The UK government has said that the country needs to deploy “at least” 6GW of AI-capable data center capacity by 2030 to remain competitive.
The figure was revealed in the newly-published UK Compute Roadmap paper, created by the Department for Science, Innovation & Technology (DSIT) and UK Research and Innovation (UKRI).
That 6GW represents a threefold increase in the data center capacity available in the UK today, DSIT said.
Greater London is one of the world’s largest data center markets, but “existing facilities are geared toward general-purpose enterprise computing, lacking the density, energy integration, and technical design needed for high-intensity AI workloads,” the government warned.
“Meanwhile, other countries are moving fast. The United States, United Arab Emirates, and several European nations are building out dedicated AI campuses that will each surpass 1GW of capacity.”
The paper reiterates several pro-data center proposals from the UK’s Labour government, which were previously unveiled in January as part of its new AI Opportunities Action Plan.
Core is a plan to establish a number of ‘AI Growth Zones,” areas across the country that will speed up data center planning approvals, energy connections, and overseas investment.
Each of these sites should support at least 500MW, “with at least one AI Growth Zone scaling to more than 1GW by 2030,” the paper said.
The government plans to confirm and commence development of the first AI Growth Zones by the end of this year, delivering sites across the UK, “including in Scotland and Wales.”
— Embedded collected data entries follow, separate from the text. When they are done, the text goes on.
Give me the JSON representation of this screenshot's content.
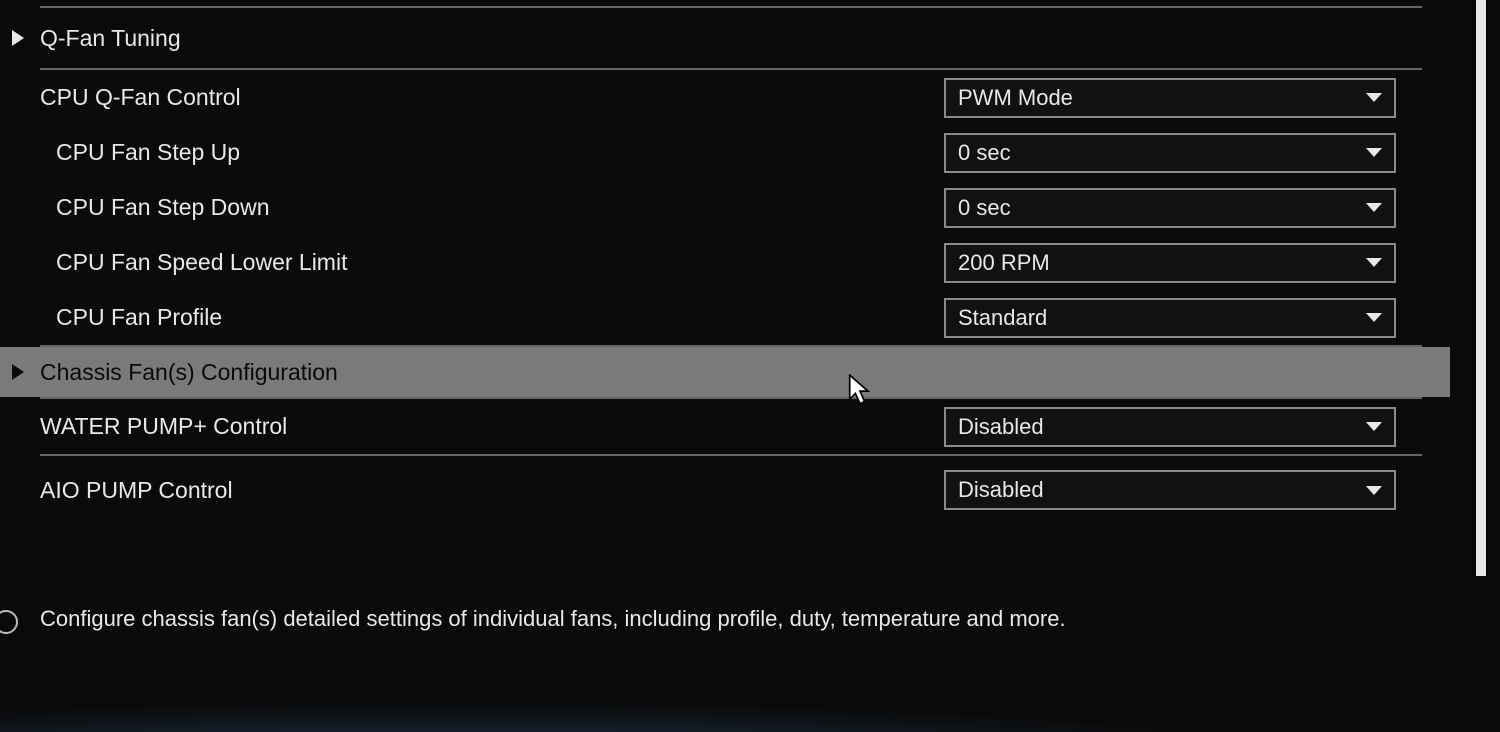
{
  "menu": {
    "qfan_tuning": "Q-Fan Tuning",
    "chassis_fan_config": "Chassis Fan(s) Configuration"
  },
  "settings": {
    "cpu_qfan_control": {
      "label": "CPU Q-Fan Control",
      "value": "PWM Mode"
    },
    "cpu_fan_step_up": {
      "label": "CPU Fan Step Up",
      "value": "0 sec"
    },
    "cpu_fan_step_down": {
      "label": "CPU Fan Step Down",
      "value": "0 sec"
    },
    "cpu_fan_speed_lower_limit": {
      "label": "CPU Fan Speed Lower Limit",
      "value": "200 RPM"
    },
    "cpu_fan_profile": {
      "label": "CPU Fan Profile",
      "value": "Standard"
    },
    "water_pump_control": {
      "label": "WATER PUMP+ Control",
      "value": "Disabled"
    },
    "aio_pump_control": {
      "label": "AIO PUMP Control",
      "value": "Disabled"
    }
  },
  "help": {
    "text": "Configure chassis fan(s) detailed settings of individual fans, including profile, duty, temperature and more."
  }
}
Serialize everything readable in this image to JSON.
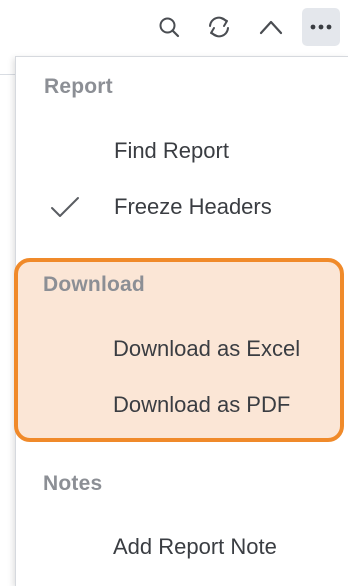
{
  "toolbar": {
    "icons": [
      "search-icon",
      "refresh-icon",
      "chevron-up-icon",
      "more-icon"
    ]
  },
  "menu": {
    "sections": [
      {
        "header": "Report",
        "items": [
          {
            "label": "Find Report",
            "checked": false
          },
          {
            "label": "Freeze Headers",
            "checked": true
          }
        ]
      },
      {
        "header": "Download",
        "items": [
          {
            "label": "Download as Excel",
            "checked": false
          },
          {
            "label": "Download as PDF",
            "checked": false
          }
        ]
      },
      {
        "header": "Notes",
        "items": [
          {
            "label": "Add Report Note",
            "checked": false
          }
        ]
      }
    ]
  },
  "colors": {
    "highlight_fill": "#fbe6d6",
    "highlight_border": "#f08a2a",
    "header_text": "#8c8f95",
    "item_text": "#3a3d42"
  }
}
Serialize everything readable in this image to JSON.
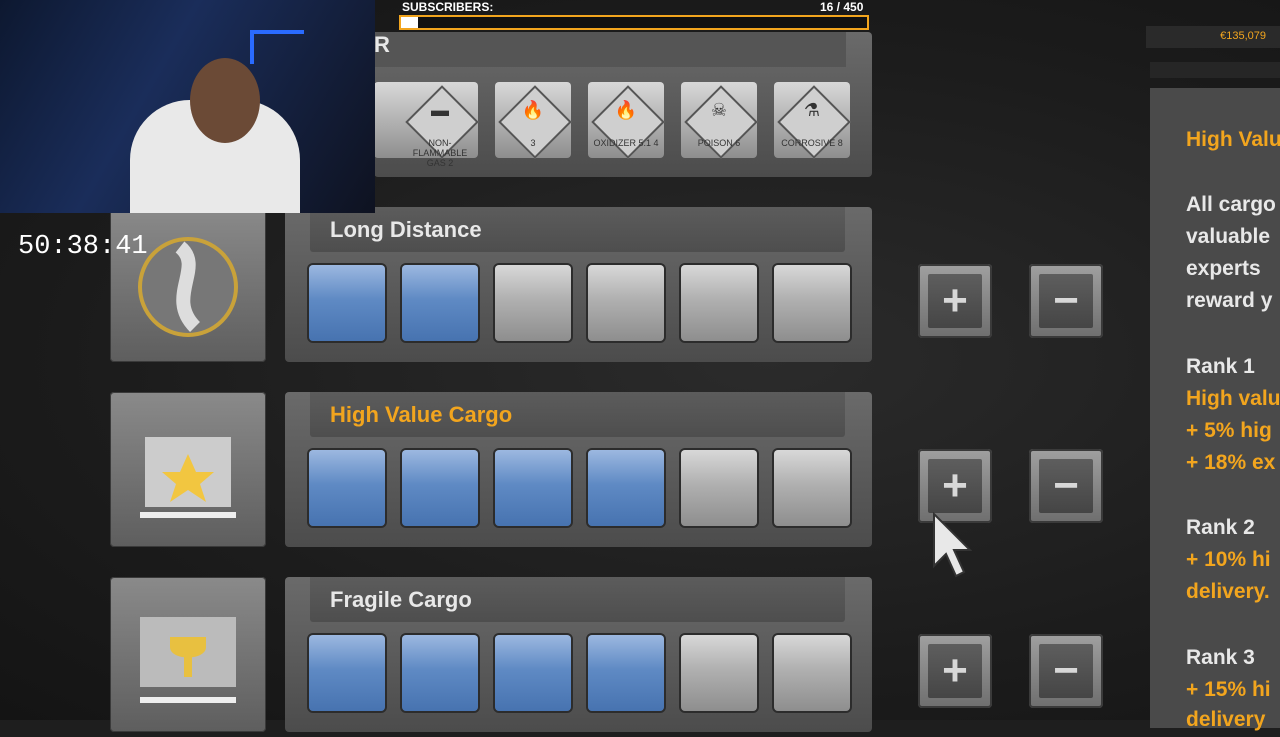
{
  "stream": {
    "subscribers_label": "SUBSCRIBERS:",
    "subscribers_count": "16  / 450",
    "subscribers_progress": 0.0356,
    "timer": "50:38:41"
  },
  "money": "€135,079",
  "hazmat": {
    "title_fragment": "R",
    "icons": [
      {
        "name": "partial-hazard-icon",
        "symbol": "",
        "num": ""
      },
      {
        "name": "non-flammable-gas-icon",
        "symbol": "▬",
        "num": "NON-FLAMMABLE GAS 2"
      },
      {
        "name": "flammable-icon",
        "symbol": "🔥",
        "num": "3"
      },
      {
        "name": "oxidizer-icon",
        "symbol": "🔥",
        "num": "OXIDIZER 5.1 4"
      },
      {
        "name": "poison-icon",
        "symbol": "☠",
        "num": "POISON 6"
      },
      {
        "name": "corrosive-icon",
        "symbol": "⚗",
        "num": "CORROSIVE 8"
      }
    ]
  },
  "skills": [
    {
      "key": "long-distance",
      "title": "Long Distance",
      "gold": false,
      "level": 2,
      "max": 6
    },
    {
      "key": "high-value-cargo",
      "title": "High Value Cargo",
      "gold": true,
      "level": 4,
      "max": 6
    },
    {
      "key": "fragile-cargo",
      "title": "Fragile Cargo",
      "gold": false,
      "level": 4,
      "max": 6
    }
  ],
  "buttons": {
    "plus": "+",
    "minus": "−"
  },
  "info": {
    "title": "High Valu",
    "desc_1": "All cargo",
    "desc_2": "valuable",
    "desc_3": "experts",
    "desc_4": "reward y",
    "rank1": "Rank 1",
    "rank1_a": "High valu",
    "rank1_b": "+ 5% hig",
    "rank1_c": "+ 18% ex",
    "rank2": "Rank 2",
    "rank2_a": "+ 10% hi",
    "rank2_b": "delivery.",
    "rank3": "Rank 3",
    "rank3_a": "+ 15% hi",
    "rank3_b": "delivery"
  },
  "colors": {
    "accent": "#f2a51e",
    "slot_on": "#5f8ac4",
    "slot_off": "#b0b0b0"
  }
}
Ahead of the larger zones, the government has also favored data center development over local opposition. This month, the Secretary of State overruled a local council and granted permission to build a 90MW hyperscale data center in a former landfill site in Iver, Buckinghamshire.
This is the third time that Rayner, via housing and planning minister Matthew Pennycook, has stepped in to approve the construction of a data center despite local opposition, including her recent decision to allow Greystoke Land to build a £1bn ($1.32bn) data center in Abbots Langley, Hertfordshire.
The larger AI Zone projects may struggle to find power on a constrained UK grid with a connections backlog, so DSIT said that the government would “support the development of behind-the-meter, low-carbon energy solutions – designing campuses that are more self-reliant, easier to scale, and better aligned with local energy capacity. We will explore low-carbon onsite generation, microgrids, battery storage, and flexible demand systems.”
It will also explore advanced nuclear options, such as small modular reactors (SMRs). This week, the UK’s grid manager NESO published a paper that said up to 41 SMRs could be deployed in the country by 2050.
Alongside seeking commercial data center operators – with the government claiming £44bn ($59bn) of private sector investment in AI data centers over the last 12 months – the state is also increasing its supercomputing spend.
The government has committed up to £2bn ($2.69bn) by 2030 to build a modern public compute ecosystem, with half of that going to increasing the new AI Research Resource (AIRR) by 20x. £750m ($1bn) will go to a new supercomputer at the Edinburgh Parallel Computing Centre, expected to go live in 2027.
This week, the second phase of the Isambard-AI supercomputer went live, making the 5MW, £225 million ($302m) system the fastest in the country. DCD visited the supercomputer yesterday.
More broadly, the government hopes to use the growth zones and the research clusters as a way to foster a wider tech movement. “This includes trialling advanced robotics, automated services, and new AI paradigms, as well as fostering collaboration between start-ups, research institutes, and industry,” the paper said.
Through the ChipStart UK incubator, National Semiconductor Centre, and National Quantum Technologies Programme, the government also hopes to help the development of new chip technologies.
DIST and UKRI said that compute was “a priority area for Sovereign AI,” a new unit that will offer strategic backing, capital, and infrastructure access to accelerate promising technologies.
Earlier this month, the unit began hiring for a head of ventures – albeit for a low salary of £67,250-79,440 ($91,421-108,000).
“Without urgent action, the UK risks being left behind – over-reliant on foreign infrastructure and missing the opportunity to embed AI capability into our economy and to anchor the next generation of AI companies here at home,” the paper states.
“That is why now is the time to build.”